Viva Biotech certainly makes a good fit. It is the 3rd largest holding in the Open Door China Healthcare Fund (after 3S Bio and CSPC Pharmaceutical), which is a professionally managed option for investing in China Health sector, at least for institutions and HNWs. Ascletis Pharma is also in their portfolio, who had a postive open day to-day. emphsizing the size of the hepatatis market. ZLabs , they have avoided because of its lack of earnings and future visibility thereof, albeit that has not held back stock performance.
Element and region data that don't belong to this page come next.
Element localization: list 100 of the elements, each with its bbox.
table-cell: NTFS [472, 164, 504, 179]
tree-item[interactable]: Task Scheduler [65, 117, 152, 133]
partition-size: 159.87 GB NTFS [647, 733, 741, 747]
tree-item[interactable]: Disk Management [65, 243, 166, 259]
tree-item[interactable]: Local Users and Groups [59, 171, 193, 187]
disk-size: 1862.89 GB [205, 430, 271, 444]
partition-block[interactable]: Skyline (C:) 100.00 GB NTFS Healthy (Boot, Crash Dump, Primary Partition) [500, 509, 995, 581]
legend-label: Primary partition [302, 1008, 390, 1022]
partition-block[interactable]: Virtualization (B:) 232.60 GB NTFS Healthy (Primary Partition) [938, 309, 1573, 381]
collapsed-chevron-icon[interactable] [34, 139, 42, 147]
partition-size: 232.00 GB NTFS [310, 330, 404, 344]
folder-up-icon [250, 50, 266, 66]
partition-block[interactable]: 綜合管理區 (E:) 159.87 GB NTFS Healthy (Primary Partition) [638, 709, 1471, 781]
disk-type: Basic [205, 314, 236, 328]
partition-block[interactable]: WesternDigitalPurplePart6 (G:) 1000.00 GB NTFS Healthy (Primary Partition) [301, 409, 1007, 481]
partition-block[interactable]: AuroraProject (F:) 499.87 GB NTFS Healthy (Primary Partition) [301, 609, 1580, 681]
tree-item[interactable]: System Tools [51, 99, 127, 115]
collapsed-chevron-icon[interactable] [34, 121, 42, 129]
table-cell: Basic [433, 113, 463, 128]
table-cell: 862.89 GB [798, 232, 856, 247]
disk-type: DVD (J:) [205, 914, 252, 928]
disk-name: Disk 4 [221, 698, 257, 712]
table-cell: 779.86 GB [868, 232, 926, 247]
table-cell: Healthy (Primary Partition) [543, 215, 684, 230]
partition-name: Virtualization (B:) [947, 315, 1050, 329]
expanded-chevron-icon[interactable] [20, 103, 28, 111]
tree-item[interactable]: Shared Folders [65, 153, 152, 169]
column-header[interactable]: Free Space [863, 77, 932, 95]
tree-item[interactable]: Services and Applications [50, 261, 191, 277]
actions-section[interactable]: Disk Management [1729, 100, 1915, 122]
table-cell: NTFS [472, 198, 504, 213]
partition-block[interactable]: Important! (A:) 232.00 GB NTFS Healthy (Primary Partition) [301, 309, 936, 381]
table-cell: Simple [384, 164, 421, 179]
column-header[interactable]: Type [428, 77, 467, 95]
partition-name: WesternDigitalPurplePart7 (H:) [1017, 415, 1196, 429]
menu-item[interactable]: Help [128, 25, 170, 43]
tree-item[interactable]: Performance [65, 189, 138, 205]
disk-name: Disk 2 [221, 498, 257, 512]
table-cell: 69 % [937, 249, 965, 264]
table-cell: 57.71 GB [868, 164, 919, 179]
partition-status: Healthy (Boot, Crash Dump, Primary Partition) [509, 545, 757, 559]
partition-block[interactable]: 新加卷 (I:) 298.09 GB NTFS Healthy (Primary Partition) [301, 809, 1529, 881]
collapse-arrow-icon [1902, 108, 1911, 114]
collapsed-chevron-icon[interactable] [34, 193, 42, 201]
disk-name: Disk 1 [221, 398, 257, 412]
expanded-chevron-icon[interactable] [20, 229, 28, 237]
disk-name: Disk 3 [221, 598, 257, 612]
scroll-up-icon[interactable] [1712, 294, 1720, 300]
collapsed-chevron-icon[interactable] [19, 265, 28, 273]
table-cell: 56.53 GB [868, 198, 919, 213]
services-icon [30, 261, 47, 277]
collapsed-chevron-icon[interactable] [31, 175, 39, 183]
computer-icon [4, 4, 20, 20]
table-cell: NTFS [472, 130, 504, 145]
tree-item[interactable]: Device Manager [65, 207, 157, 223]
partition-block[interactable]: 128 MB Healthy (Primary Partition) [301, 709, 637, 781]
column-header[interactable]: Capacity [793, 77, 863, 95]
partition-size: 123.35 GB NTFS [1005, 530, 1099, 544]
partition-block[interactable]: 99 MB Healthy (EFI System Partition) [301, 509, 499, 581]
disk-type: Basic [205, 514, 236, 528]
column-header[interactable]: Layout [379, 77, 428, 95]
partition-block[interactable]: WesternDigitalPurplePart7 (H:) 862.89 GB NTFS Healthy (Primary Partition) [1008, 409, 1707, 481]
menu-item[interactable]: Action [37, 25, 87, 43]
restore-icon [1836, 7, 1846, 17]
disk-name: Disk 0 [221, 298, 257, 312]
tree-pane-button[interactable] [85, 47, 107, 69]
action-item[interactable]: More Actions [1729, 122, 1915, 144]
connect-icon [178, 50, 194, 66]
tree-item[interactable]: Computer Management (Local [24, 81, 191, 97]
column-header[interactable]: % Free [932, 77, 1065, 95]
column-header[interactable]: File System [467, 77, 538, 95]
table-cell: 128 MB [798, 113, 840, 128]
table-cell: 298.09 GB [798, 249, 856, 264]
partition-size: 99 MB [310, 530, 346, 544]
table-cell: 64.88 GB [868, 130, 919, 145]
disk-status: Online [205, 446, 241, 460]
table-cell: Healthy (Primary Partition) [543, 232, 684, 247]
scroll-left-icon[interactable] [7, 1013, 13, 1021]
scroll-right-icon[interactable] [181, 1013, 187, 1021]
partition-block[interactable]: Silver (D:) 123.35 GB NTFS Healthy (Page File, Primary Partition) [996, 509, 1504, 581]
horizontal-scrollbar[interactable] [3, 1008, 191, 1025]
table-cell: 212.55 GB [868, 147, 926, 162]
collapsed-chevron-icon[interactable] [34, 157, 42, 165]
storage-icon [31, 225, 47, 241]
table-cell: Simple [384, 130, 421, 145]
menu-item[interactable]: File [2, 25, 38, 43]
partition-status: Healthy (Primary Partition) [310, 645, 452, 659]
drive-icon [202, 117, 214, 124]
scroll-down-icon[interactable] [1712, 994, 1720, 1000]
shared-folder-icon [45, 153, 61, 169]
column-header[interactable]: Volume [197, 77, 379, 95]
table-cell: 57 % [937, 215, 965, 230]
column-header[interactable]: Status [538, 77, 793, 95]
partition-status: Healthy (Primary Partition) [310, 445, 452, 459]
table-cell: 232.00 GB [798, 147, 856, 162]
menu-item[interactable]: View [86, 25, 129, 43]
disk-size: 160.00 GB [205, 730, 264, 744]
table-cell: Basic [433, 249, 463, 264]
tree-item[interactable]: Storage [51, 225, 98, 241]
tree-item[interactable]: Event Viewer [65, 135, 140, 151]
Viva itself is a mini ETF for early stage bio- development company, as Travis implies. Their own CRO business may reach $20m this year and they have 50 EFS projects. Not all are successful obviously; but realised gains in 2018 in 4 incubated companies achieved returns in excess of 200%. They have provided drug discovery services to 388 biotech start-ups and major pharma companies worldwide. It has worked on over 1,000 independent drug tartgets and edlivered over 11,000 protein structures: Enasidenib was approved by the FDA in 2017,
Open Door is an SEC-registered asset management company with whom I have an association – not their heathcare fund – and they have maintained a research team in China since 2002.
I mention that because it is disappointing to read the occasional comment which is dismissive of China, though largely that is the writer’s own loss. The private sector in China is evolving very efficiently in some quarters and broadly is a strong driver in the economy. After suitable due diligence, like anywhere else, there are many good opportunities.
Incidentally yesterday’s stock, Beigene, has just announced its first FDA approval – for Brukinsa (zanubrutinib). Did Amgen know something?